Activate the .procmailrc Configuration

To do this, simply create/edit another file (in your top-level home directory) called .forward (again, remember the dot)

In .forward, place the following text:

"| /usr/local/scripts/spamc |exec /usr/local/bin/procmail"

(Include the " " marks in the above line.)

And save the file. Make sure the permissions are correct on the file. If you're not sure, just set the permissions at a unix prompt with:

chmod 600 .forward

That should do it. **SPAM**-tagged mail should start to show up in the new mail folder.

Now, the most important step here is to wait a bit and see if **SPAM**-tagged mail continues to show up in your inbox.
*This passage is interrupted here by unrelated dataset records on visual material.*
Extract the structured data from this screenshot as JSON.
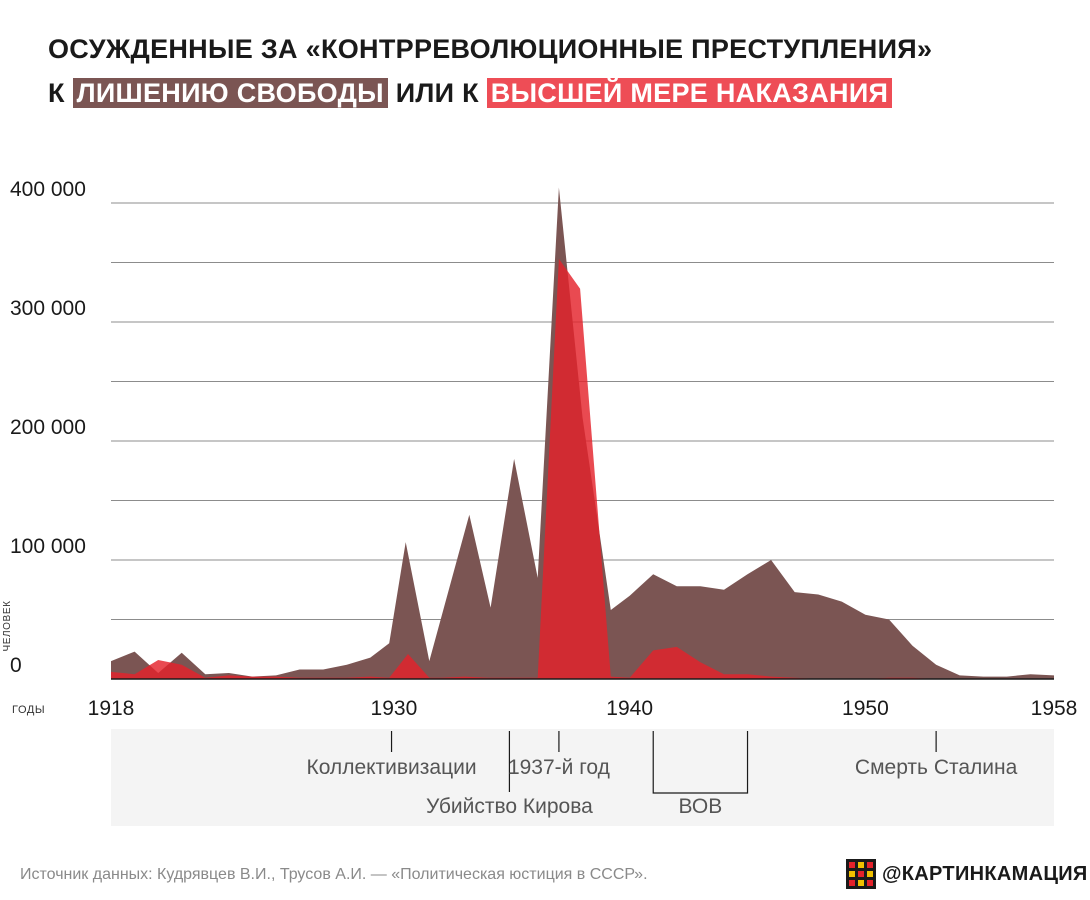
{
  "title": {
    "line1": "ОСУЖДЕННЫЕ ЗА «КОНТРРЕВОЛЮЦИОННЫЕ ПРЕСТУПЛЕНИЯ»",
    "line2_prefix": "К",
    "highlight_prison": "ЛИШЕНИЮ СВОБОДЫ",
    "line2_middle": "ИЛИ К",
    "highlight_death": "ВЫСШЕЙ МЕРЕ НАКАЗАНИЯ"
  },
  "colors": {
    "prison": "#7b5553",
    "death": "#e4222b",
    "death_highlight": "#ee4d56",
    "grid": "#8c8c8c",
    "events_panel": "#f4f4f4"
  },
  "chart_data": {
    "type": "area",
    "ylabel": "ЧЕЛОВЕК",
    "xlabel": "ГОДЫ",
    "ylim": [
      0,
      400000
    ],
    "xlim": [
      1918,
      1958
    ],
    "y_ticks": [
      {
        "value": 0,
        "label": "0"
      },
      {
        "value": 100000,
        "label": "100 000"
      },
      {
        "value": 200000,
        "label": "200 000"
      },
      {
        "value": 300000,
        "label": "300 000"
      },
      {
        "value": 400000,
        "label": "400 000"
      }
    ],
    "x_ticks": [
      {
        "value": 1918,
        "label": "1918"
      },
      {
        "value": 1930,
        "label": "1930"
      },
      {
        "value": 1940,
        "label": "1940"
      },
      {
        "value": 1950,
        "label": "1950"
      },
      {
        "value": 1958,
        "label": "1958"
      }
    ],
    "series": [
      {
        "name": "ЛИШЕНИЮ СВОБОДЫ",
        "color": "#7b5553",
        "points": [
          [
            1918,
            15000
          ],
          [
            1919,
            23000
          ],
          [
            1920,
            5000
          ],
          [
            1921,
            22000
          ],
          [
            1922,
            4000
          ],
          [
            1923,
            5000
          ],
          [
            1924,
            2000
          ],
          [
            1925,
            3000
          ],
          [
            1926,
            8000
          ],
          [
            1927,
            8000
          ],
          [
            1928,
            12000
          ],
          [
            1929,
            18000
          ],
          [
            1929.8,
            30000
          ],
          [
            1930.5,
            115000
          ],
          [
            1931.5,
            15000
          ],
          [
            1933.2,
            138000
          ],
          [
            1934.1,
            60000
          ],
          [
            1935.1,
            185000
          ],
          [
            1936.1,
            85000
          ],
          [
            1937,
            413000
          ],
          [
            1938,
            220000
          ],
          [
            1939.2,
            58000
          ],
          [
            1940,
            70000
          ],
          [
            1941,
            88000
          ],
          [
            1942,
            78000
          ],
          [
            1943,
            78000
          ],
          [
            1944,
            75000
          ],
          [
            1945,
            88000
          ],
          [
            1946,
            100000
          ],
          [
            1947,
            73000
          ],
          [
            1948,
            71000
          ],
          [
            1949,
            65000
          ],
          [
            1950,
            54000
          ],
          [
            1951,
            50000
          ],
          [
            1952,
            28000
          ],
          [
            1953,
            12000
          ],
          [
            1954,
            3000
          ],
          [
            1955,
            2000
          ],
          [
            1956,
            2000
          ],
          [
            1957,
            4000
          ],
          [
            1958,
            3000
          ]
        ]
      },
      {
        "name": "ВЫСШЕЙ МЕРЕ НАКАЗАНИЯ",
        "color": "#e4222b",
        "points": [
          [
            1918,
            6000
          ],
          [
            1919,
            4000
          ],
          [
            1920,
            16000
          ],
          [
            1921,
            12000
          ],
          [
            1922,
            1000
          ],
          [
            1923,
            3000
          ],
          [
            1924,
            2000
          ],
          [
            1925,
            2000
          ],
          [
            1926,
            1000
          ],
          [
            1927,
            1000
          ],
          [
            1928,
            1000
          ],
          [
            1929,
            2000
          ],
          [
            1929.8,
            1000
          ],
          [
            1930.6,
            21000
          ],
          [
            1931.5,
            1000
          ],
          [
            1932,
            1000
          ],
          [
            1933,
            2000
          ],
          [
            1934,
            1000
          ],
          [
            1935,
            1000
          ],
          [
            1936.1,
            1000
          ],
          [
            1937,
            353000
          ],
          [
            1937.9,
            328000
          ],
          [
            1939.2,
            2000
          ],
          [
            1940,
            1000
          ],
          [
            1941,
            24000
          ],
          [
            1942,
            27000
          ],
          [
            1943,
            14000
          ],
          [
            1944,
            4000
          ],
          [
            1945,
            4000
          ],
          [
            1946,
            2000
          ],
          [
            1947,
            1000
          ],
          [
            1948,
            0
          ],
          [
            1949,
            0
          ],
          [
            1950,
            0
          ],
          [
            1951,
            1000
          ],
          [
            1952,
            1000
          ],
          [
            1953,
            0
          ],
          [
            1958,
            0
          ]
        ]
      }
    ],
    "events": [
      {
        "label": "Коллективизации",
        "year": 1929.9,
        "row": 1
      },
      {
        "label": "Убийство Кирова",
        "year": 1934.9,
        "row": 2
      },
      {
        "label": "1937-й год",
        "year": 1937,
        "row": 1
      },
      {
        "label": "ВОВ",
        "start": 1941,
        "end": 1945,
        "row": 2
      },
      {
        "label": "Смерть Сталина",
        "year": 1953,
        "row": 1
      }
    ]
  },
  "footer": {
    "source": "Источник данных: Кудрявцев В.И., Трусов А.И. — «Политическая юстиция в СССР».",
    "brand": "@КАРТИНКАМАЦИЯ"
  }
}
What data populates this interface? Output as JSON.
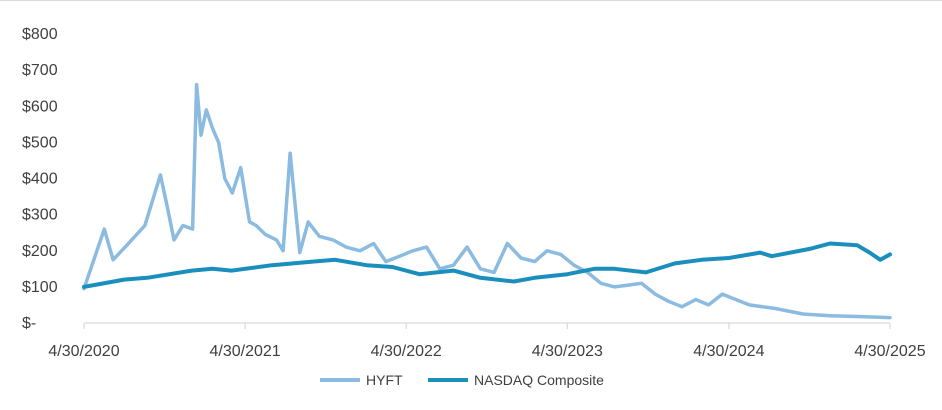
{
  "chart_data": {
    "type": "line",
    "title": "",
    "xlabel": "",
    "ylabel": "",
    "ylim": [
      0,
      800
    ],
    "yticks": [
      0,
      100,
      200,
      300,
      400,
      500,
      600,
      700,
      800
    ],
    "ytick_labels": [
      "$-",
      "$100",
      "$200",
      "$300",
      "$400",
      "$500",
      "$600",
      "$700",
      "$800"
    ],
    "xtick_labels": [
      "4/30/2020",
      "4/30/2021",
      "4/30/2022",
      "4/30/2023",
      "4/30/2024",
      "4/30/2025"
    ],
    "xlim": [
      "4/30/2020",
      "4/30/2025"
    ],
    "grid": false,
    "legend_position": "bottom",
    "series": [
      {
        "name": "HYFT",
        "color": "#8bbbe0",
        "x": [
          "4/30/2020",
          "6/15/2020",
          "7/5/2020",
          "8/1/2020",
          "9/15/2020",
          "10/20/2020",
          "11/5/2020",
          "11/20/2020",
          "12/10/2020",
          "1/1/2021",
          "1/10/2021",
          "1/20/2021",
          "2/1/2021",
          "2/15/2021",
          "3/1/2021",
          "3/15/2021",
          "4/1/2021",
          "4/20/2021",
          "5/10/2021",
          "5/25/2021",
          "6/15/2021",
          "7/10/2021",
          "7/25/2021",
          "8/10/2021",
          "9/1/2021",
          "9/20/2021",
          "10/15/2021",
          "11/15/2021",
          "12/15/2021",
          "1/15/2022",
          "2/15/2022",
          "3/15/2022",
          "4/15/2022",
          "5/15/2022",
          "6/15/2022",
          "7/15/2022",
          "8/15/2022",
          "9/15/2022",
          "10/15/2022",
          "11/15/2022",
          "12/15/2022",
          "1/15/2023",
          "2/15/2023",
          "3/15/2023",
          "4/15/2023",
          "5/15/2023",
          "6/15/2023",
          "7/15/2023",
          "8/15/2023",
          "9/15/2023",
          "10/15/2023",
          "11/15/2023",
          "12/15/2023",
          "1/15/2024",
          "2/15/2024",
          "3/15/2024",
          "4/15/2024",
          "6/15/2024",
          "8/15/2024",
          "10/15/2024",
          "12/15/2024",
          "2/15/2025",
          "4/30/2025"
        ],
        "values": [
          95,
          260,
          175,
          210,
          270,
          410,
          320,
          230,
          270,
          260,
          660,
          520,
          590,
          540,
          500,
          400,
          360,
          430,
          280,
          270,
          245,
          230,
          200,
          470,
          195,
          280,
          240,
          230,
          210,
          200,
          220,
          170,
          185,
          200,
          210,
          150,
          160,
          210,
          150,
          140,
          220,
          180,
          170,
          200,
          190,
          160,
          140,
          110,
          100,
          105,
          110,
          80,
          60,
          45,
          65,
          50,
          80,
          50,
          40,
          25,
          20,
          18,
          15
        ]
      },
      {
        "name": "NASDAQ Composite",
        "color": "#1a8fbe",
        "x": [
          "4/30/2020",
          "7/30/2020",
          "9/20/2020",
          "12/30/2020",
          "2/15/2021",
          "3/30/2021",
          "6/30/2021",
          "9/30/2021",
          "11/20/2021",
          "1/30/2022",
          "3/30/2022",
          "5/30/2022",
          "8/15/2022",
          "10/15/2022",
          "12/30/2022",
          "2/15/2023",
          "4/30/2023",
          "6/30/2023",
          "8/15/2023",
          "10/25/2023",
          "12/30/2023",
          "2/28/2024",
          "4/30/2024",
          "7/10/2024",
          "8/5/2024",
          "10/30/2024",
          "12/15/2024",
          "2/15/2025",
          "3/15/2025",
          "4/8/2025",
          "4/30/2025"
        ],
        "values": [
          100,
          120,
          125,
          145,
          150,
          145,
          160,
          170,
          175,
          160,
          155,
          135,
          145,
          125,
          115,
          125,
          135,
          150,
          150,
          140,
          165,
          175,
          180,
          195,
          185,
          205,
          220,
          215,
          195,
          175,
          190
        ]
      }
    ]
  }
}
If you haven't seen any of it in bit, then go to your new spam folder. (It may depend on your mail program how you find that mail folder to view.) Do you see the SPAM-tagged messages there? If so, it's working. If not, contact support@cs.jhu.edu, and we'll try to figure out why it isn't working for you.

VERY IMPORTANT: When should you check your spam folder? Often. Why? Two reasons. 1) There could be some false positives in your folder, mail tagged as SPAM because it looked like spam, but may actually not be spam. Example? You might be subscribed to a mailing list, and the list sends you mail that looks like spam. 2) You need to go through *regularly* and clear out (delete/remove) your spam folder of spam messages to conserve room on our home directory server disks. Some of the **SPAM**-tagged mail could be very big, especially if it contains attachments. This could fill up our disks rapidly. Please make sure you monitor your spam folder and keep it clean regularly.